The glamour of futurity is also entangled with the romanticized notion of historical frontier, which shows up in vernacular visualizations of lithium mining. Western media coverage and photojournalism tends to favor South America's lithium operations, and while there are plenty of reasons they merit coverage their sublime aesthetics are, I think, huge selling point. In the vast arid voids of high desert, brine lakes radiate unworldly jewel tones–ceruleans and chartreuses, glimmering gradients you might encounter in an exceptionally self-aware DTC startup's brand identity or an Instagram account posting wellness aphorisms.
(Was that too much? In a world where I have an editor on these I'd probably have to cut that last bit.

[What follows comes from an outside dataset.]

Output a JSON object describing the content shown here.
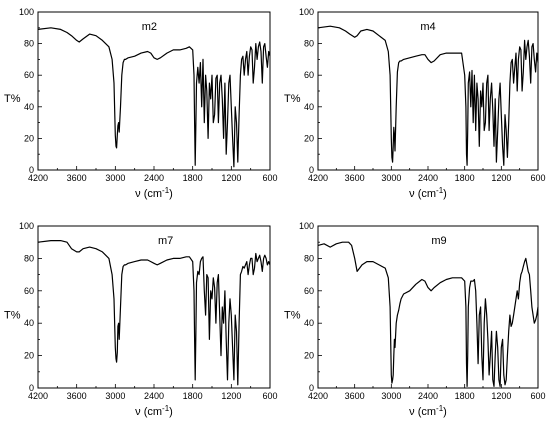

But I do think it's relevant to consider exactly for whom these particular landscapes suggest "alien" or "future-y" or "surreal" and for whom they evoke, say "a neocolonial extraction project." )
The irony here is that while the Atacama is a significant source of lithium, a huge amount of what's mined today is from hard rock–generally, spodumene-rich pegmatites. (In the crystal and gem market, you'll find spodumene in kunzite and hiddenite if having a symbolic piece of the battery supply chain is your thing.) Some companies seeking to secure their battery supply chains have even argued that hard rock lithium is a superior source because it's easier to turn that ore into lithium hydroxide (increasingly more popular among manufacturers than lithium carbonate I think because it can be used to make batteries with less cobalt?). My favorite demonstration of this is probably this Volkswagen graphic from 2019:
Image description: A graphic, by Volkswagen, with the header “Why Mining Is More Future-Compliant” and the subheader “Li-Hydroxid as starting material for HV batteries.” Below the text, a flow chart shows how different sources and raw materials for obtaining lithium produce different lithium products (lithium carbonate and lithium hydroxide). Lithium hydroxide works better with two cathode materials that Volkswagen sees as priorities.
The phrase "more future compliant" is so fucking resonant and weird, isn't it? It kind of perfectly sums up what's at stake in the transition away from carbon energy and the politics of extraction. "Future compliance" presumes a future that's fixed, planned, obedient. Presumably, it means a future where the power dynamics that ensure smooth supply chains remain so. Lithium is a glamour metal, enchanting the same ecological and political impacts with the appearance of inevitable technological progress.**
*A dumb note I would normally cut in a formally edited version of this: I didn't learn this association from personal experience, but from popular culture–specifically, a shitty 1990s college-campus serial killer movie that I watched as a teen featuring a bipolar, lithium-taking goth character, condemned to death by virtue of being the protagonist's roommate. I'm not proud of this, it's just true.
**Eventually, I promise, I will do a deeper look at "sustainable mining" and what that even fucking means because wow, corporations sure think it's real!